Monday, July 5, 2010

JUST WRIGHT

Queen Latifah’s name, in Arabic, means “gentle,” and so she plays a physical therapist whose godsister is chasing NBA star point-guard Common. Goldbricking montage. But when he gets injured, it’s Latifah to the rescue—physical therapy montage—she falls asleep on his shoulder one night just as he flips on the enormous flat screen and up comes Romancing the Stone. But why call forth that old, sublimated love letter to insurgency and blow? Impossible not to like these two. He loves his mother, holds doors, “hates weaves,” plays jazz piano, fixes things, gives to charity, appreciates interior design, and understands. She eases his pain, helps him believe he can do it, is a homegirl, likes soul food and sweets. It’s bad news for that rival sister when she reveals herself too well-versed in a Morimoto menu. And anyway, sushi’s suddenly a bit déclassé, right?

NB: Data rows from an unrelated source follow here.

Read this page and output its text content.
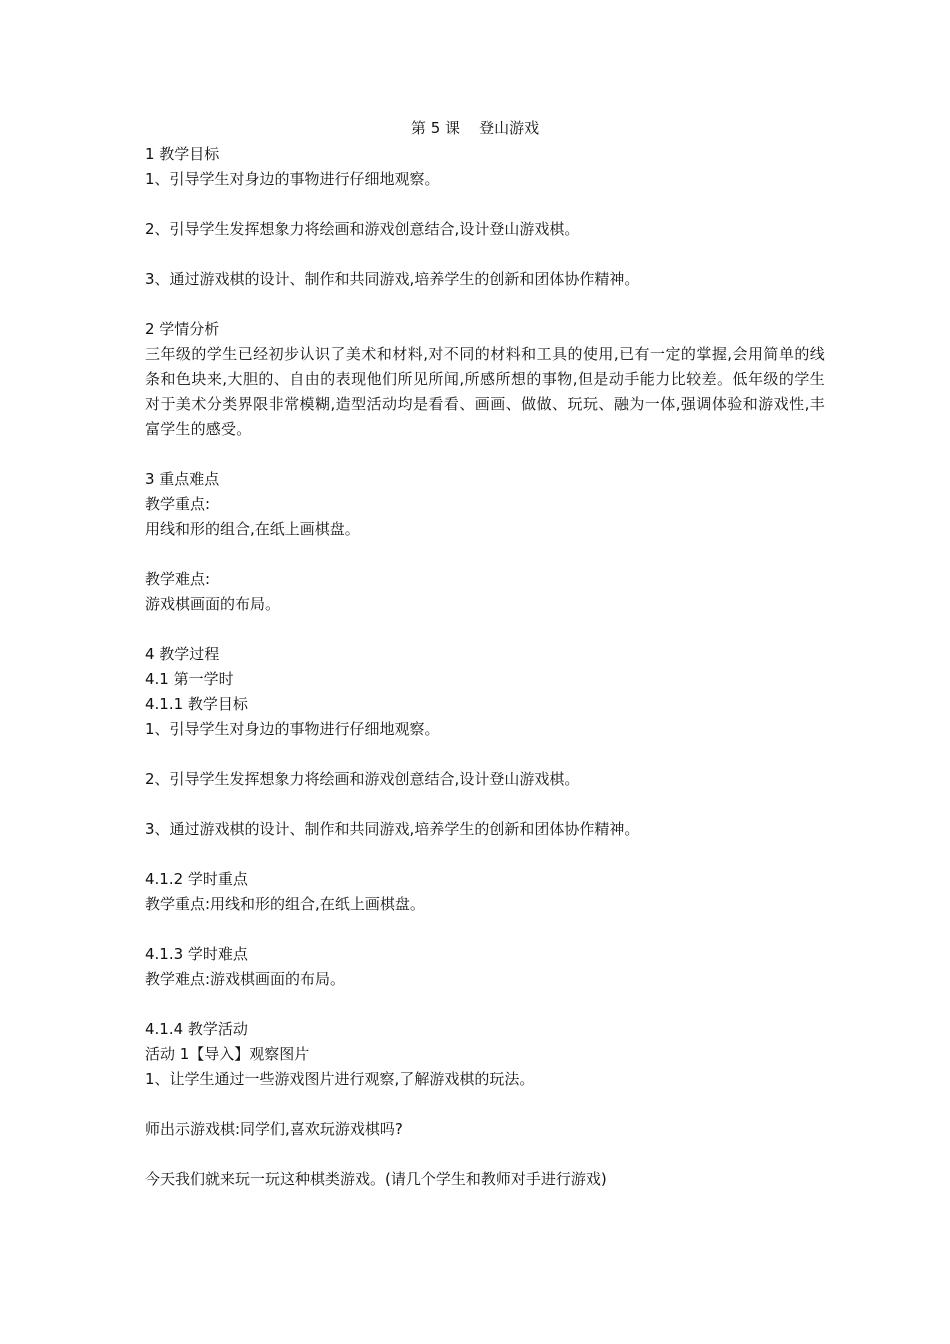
第 5 课    登山游戏
1 教学目标
1、引导学生对身边的事物进行仔细地观察。
2、引导学生发挥想象力将绘画和游戏创意结合,设计登山游戏棋。
3、通过游戏棋的设计、制作和共同游戏,培养学生的创新和团体协作精神。
2 学情分析
三年级的学生已经初步认识了美术和材料,对不同的材料和工具的使用,已有一定的掌握,会用简单的线条和色块来,大胆的、自由的表现他们所见所闻,所感所想的事物,但是动手能力比较差。低年级的学生对于美术分类界限非常模糊,造型活动均是看看、画画、做做、玩玩、融为一体,强调体验和游戏性,丰富学生的感受。
3 重点难点
教学重点:
用线和形的组合,在纸上画棋盘。
教学难点:
游戏棋画面的布局。
4 教学过程
4.1 第一学时
4.1.1 教学目标
1、引导学生对身边的事物进行仔细地观察。
2、引导学生发挥想象力将绘画和游戏创意结合,设计登山游戏棋。
3、通过游戏棋的设计、制作和共同游戏,培养学生的创新和团体协作精神。
4.1.2 学时重点
教学重点:用线和形的组合,在纸上画棋盘。
4.1.3 学时难点
教学难点:游戏棋画面的布局。
4.1.4 教学活动
活动 1【导入】观察图片
1、让学生通过一些游戏图片进行观察,了解游戏棋的玩法。
师出示游戏棋:同学们,喜欢玩游戏棋吗?
今天我们就来玩一玩这种棋类游戏。(请几个学生和教师对手进行游戏)
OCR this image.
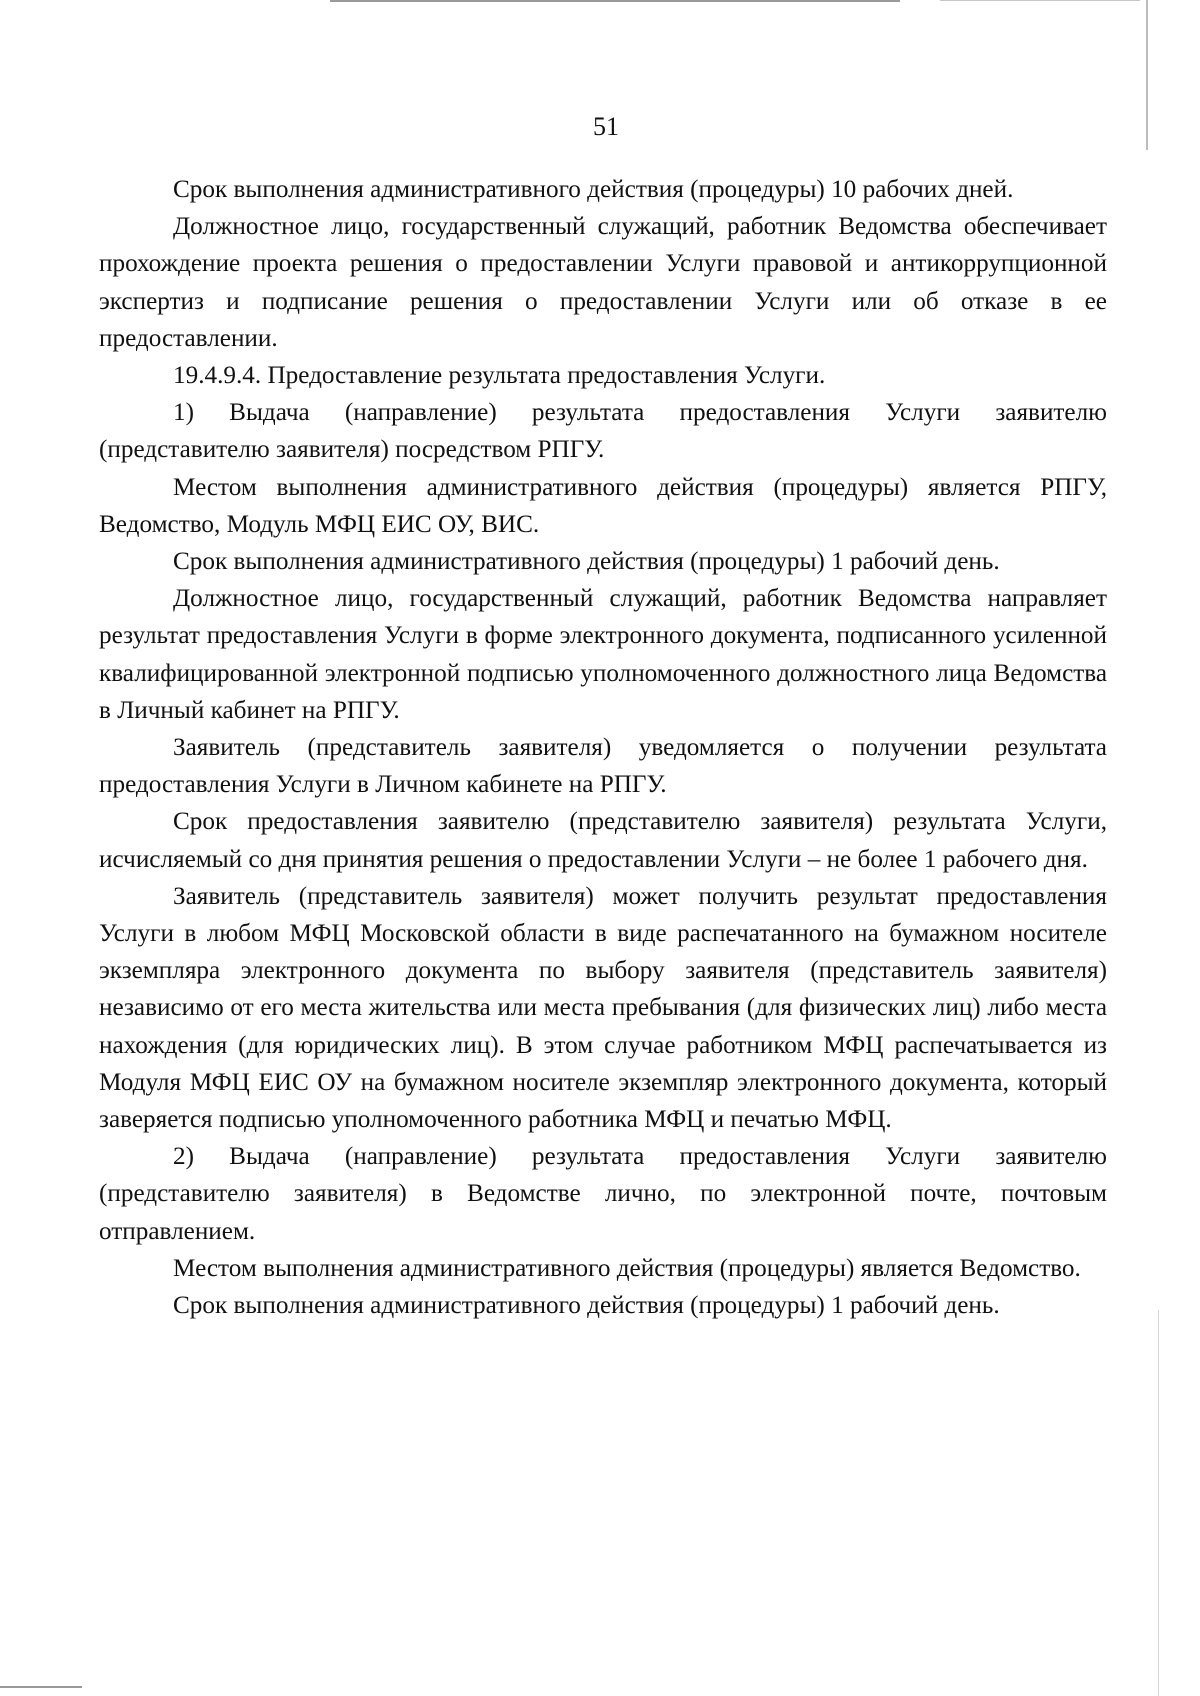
51

Срок выполнения административного действия (процедуры) 10 рабочих дней.

Должностное лицо, государственный служащий, работник Ведомства обеспечивает прохождение проекта решения о предоставлении Услуги правовой и антикоррупционной экспертиз и подписание решения о предоставлении Услуги или об отказе в ее предоставлении.

19.4.9.4. Предоставление результата предоставления Услуги.

1) Выдача (направление) результата предоставления Услуги заявителю (представителю заявителя) посредством РПГУ.

Местом выполнения административного действия (процедуры) является РПГУ, Ведомство, Модуль МФЦ ЕИС ОУ, ВИС.

Срок выполнения административного действия (процедуры) 1 рабочий день.

Должностное лицо, государственный служащий, работник Ведомства направляет результат предоставления Услуги в форме электронного документа, подписанного усиленной квалифицированной электронной подписью уполномоченного должностного лица Ведомства в Личный кабинет на РПГУ.

Заявитель (представитель заявителя) уведомляется о получении результата предоставления Услуги в Личном кабинете на РПГУ.

Срок предоставления заявителю (представителю заявителя) результата Услуги, исчисляемый со дня принятия решения о предоставлении Услуги – не более 1 рабочего дня.

Заявитель (представитель заявителя) может получить результат предоставления Услуги в любом МФЦ Московской области в виде распечатанного на бумажном носителе экземпляра электронного документа по выбору заявителя (представитель заявителя) независимо от его места жительства или места пребывания (для физических лиц) либо места нахождения (для юридических лиц). В этом случае работником МФЦ распечатывается из Модуля МФЦ ЕИС ОУ на бумажном носителе экземпляр электронного документа, который заверяется подписью уполномоченного работника МФЦ и печатью МФЦ.

2) Выдача (направление) результата предоставления Услуги заявителю (представителю заявителя) в Ведомстве лично, по электронной почте, почтовым отправлением.

Местом выполнения административного действия (процедуры) является Ведомство.

Срок выполнения административного действия (процедуры) 1 рабочий день.
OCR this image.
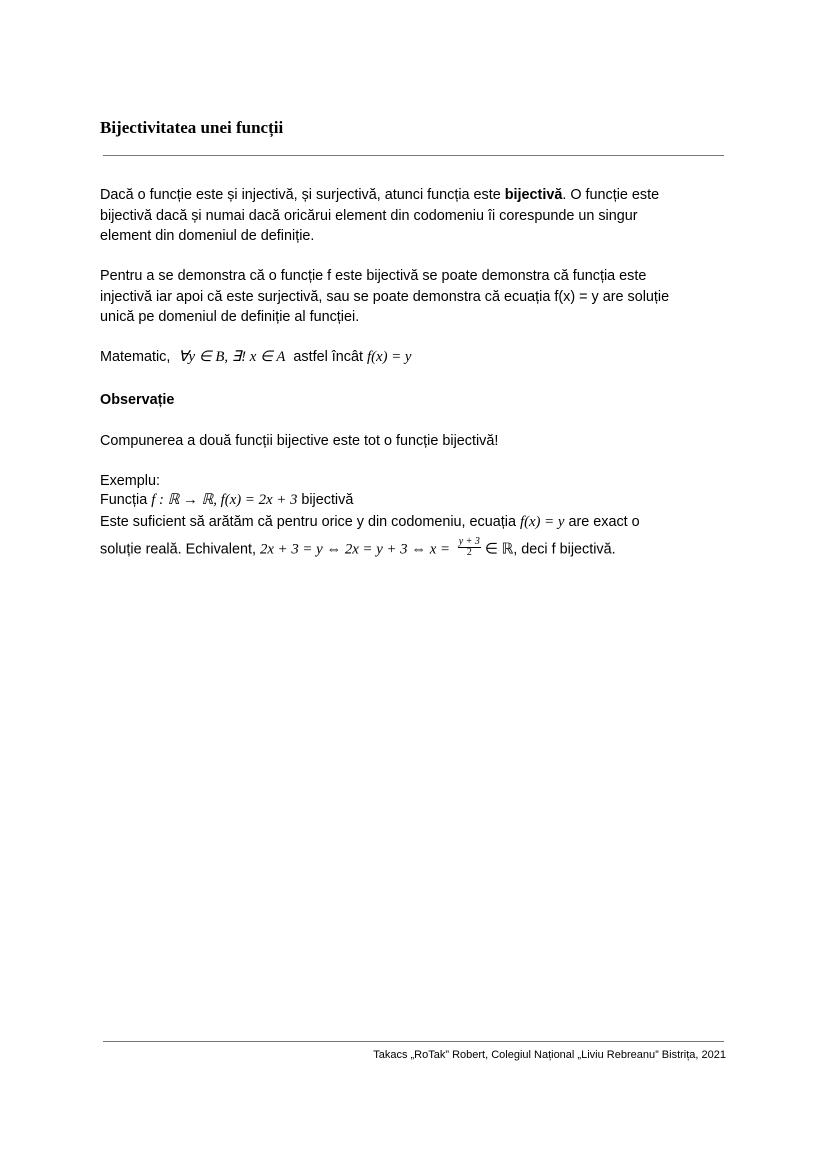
Bijectivitatea unei funcții

Dacă o funcție este și injectivă, și surjectivă, atunci funcția este bijectivă. O funcție este

bijectivă dacă și numai dacă oricărui element din codomeniu îi corespunde un singur

element din domeniul de definiție.

Pentru a se demonstra că o funcție f este bijectivă se poate demonstra că funcția este

injectivă iar apoi că este surjectivă, sau se poate demonstra că ecuația f(x) = y are soluție

unică pe domeniul de definiție al funcției.

Matematic, ∀y ∈ B, ∃! x ∈ A astfel încât f(x) = y

Observație

Compunerea a două funcții bijective este tot o funcție bijectivă!

Exemplu:

Funcția f : ℝ → ℝ, f(x) = 2x + 3 bijectivă

Este suficient să arătăm că pentru orice y din codomeniu, ecuația f(x) = y are exact o

soluție reală. Echivalent, 2x + 3 = y ⇔ 2x = y + 3 ⇔ $x = \frac{y + 3}{2}$ ∈ ℝ, deci f bijectivă.

Takacs „RoTak” Robert, Colegiul Național „Liviu Rebreanu” Bistrița, 2021
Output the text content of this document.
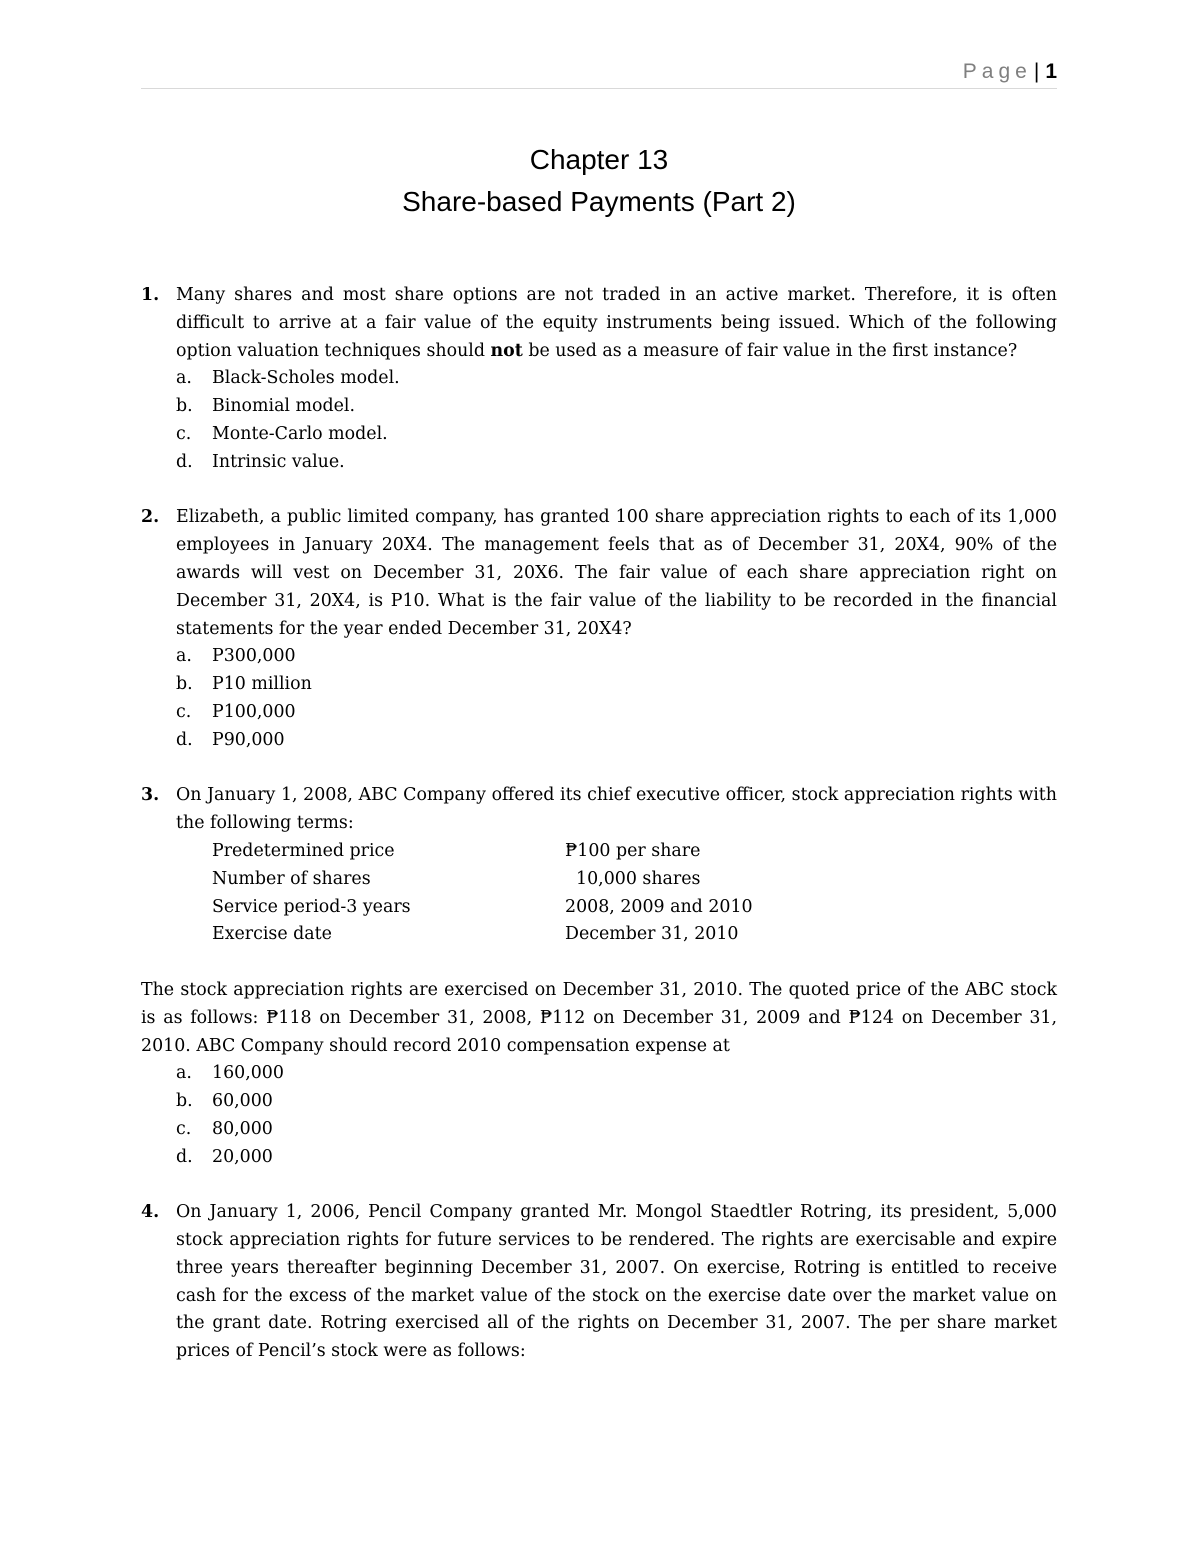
Page| 1
Chapter 13
Share-based Payments (Part 2)
1. Many shares and most share options are not traded in an active market. Therefore, it is often difficult to arrive at a fair value of the equity instruments being issued. Which of the following option valuation techniques should not be used as a measure of fair value in the first instance?
a. Black-Scholes model.
b. Binomial model.
c. Monte-Carlo model.
d. Intrinsic value.
2. Elizabeth, a public limited company, has granted 100 share appreciation rights to each of its 1,000 employees in January 20X4. The management feels that as of December 31, 20X4, 90% of the awards will vest on December 31, 20X6. The fair value of each share appreciation right on December 31, 20X4, is P10. What is the fair value of the liability to be recorded in the financial statements for the year ended December 31, 20X4?
a. P300,000
b. P10 million
c. P100,000
d. P90,000
3. On January 1, 2008, ABC Company offered its chief executive officer, stock appreciation rights with the following terms:
Predetermined price	₱100 per share
Number of shares	10,000 shares
Service period-3 years	2008, 2009 and 2010
Exercise date	December 31, 2010
The stock appreciation rights are exercised on December 31, 2010. The quoted price of the ABC stock is as follows: ₱118 on December 31, 2008, ₱112 on December 31, 2009 and ₱124 on December 31, 2010. ABC Company should record 2010 compensation expense at
a. 160,000
b. 60,000
c. 80,000
d. 20,000
4. On January 1, 2006, Pencil Company granted Mr. Mongol Staedtler Rotring, its president, 5,000 stock appreciation rights for future services to be rendered. The rights are exercisable and expire three years thereafter beginning December 31, 2007. On exercise, Rotring is entitled to receive cash for the excess of the market value of the stock on the exercise date over the market value on the grant date. Rotring exercised all of the rights on December 31, 2007. The per share market prices of Pencil’s stock were as follows:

The camera lifts from the final kiss to show the stadium’s banner of signs: “Barclay’s.” Yes, he’s a New Jersey, soon to be Brooklyn, Net. Show me, in ten years, the low-income housing that was promised in the Atlantic Yards complex, show me the local jobs. It will be too late, but I’ll show you three vibrant neighborhoods with a clog at their navel, and around it a knot of traffic and ring of junk t-shirt shops and shitty bars. Aw, who am I kidding, I can’t stay mad at these guys. Common can handle the ball convincingly, they shoot his dunks from below the rim. Originally named Common Sense (a Thomas Paine shout-out?), he rejects homophobic hip hop lyrics and has worked for AIDS awareness, PETA, and Obama. Could the name of this film be a quiet nod to the minister whose guidance this rapper and our president once shared? I’m not sure hoops brings anyone together—it’s beautiful but freighted, inherently gravity-obsessed.


Hope. U.N.I.T.Y. When Matt Longabucco plays basketball, an angel dies.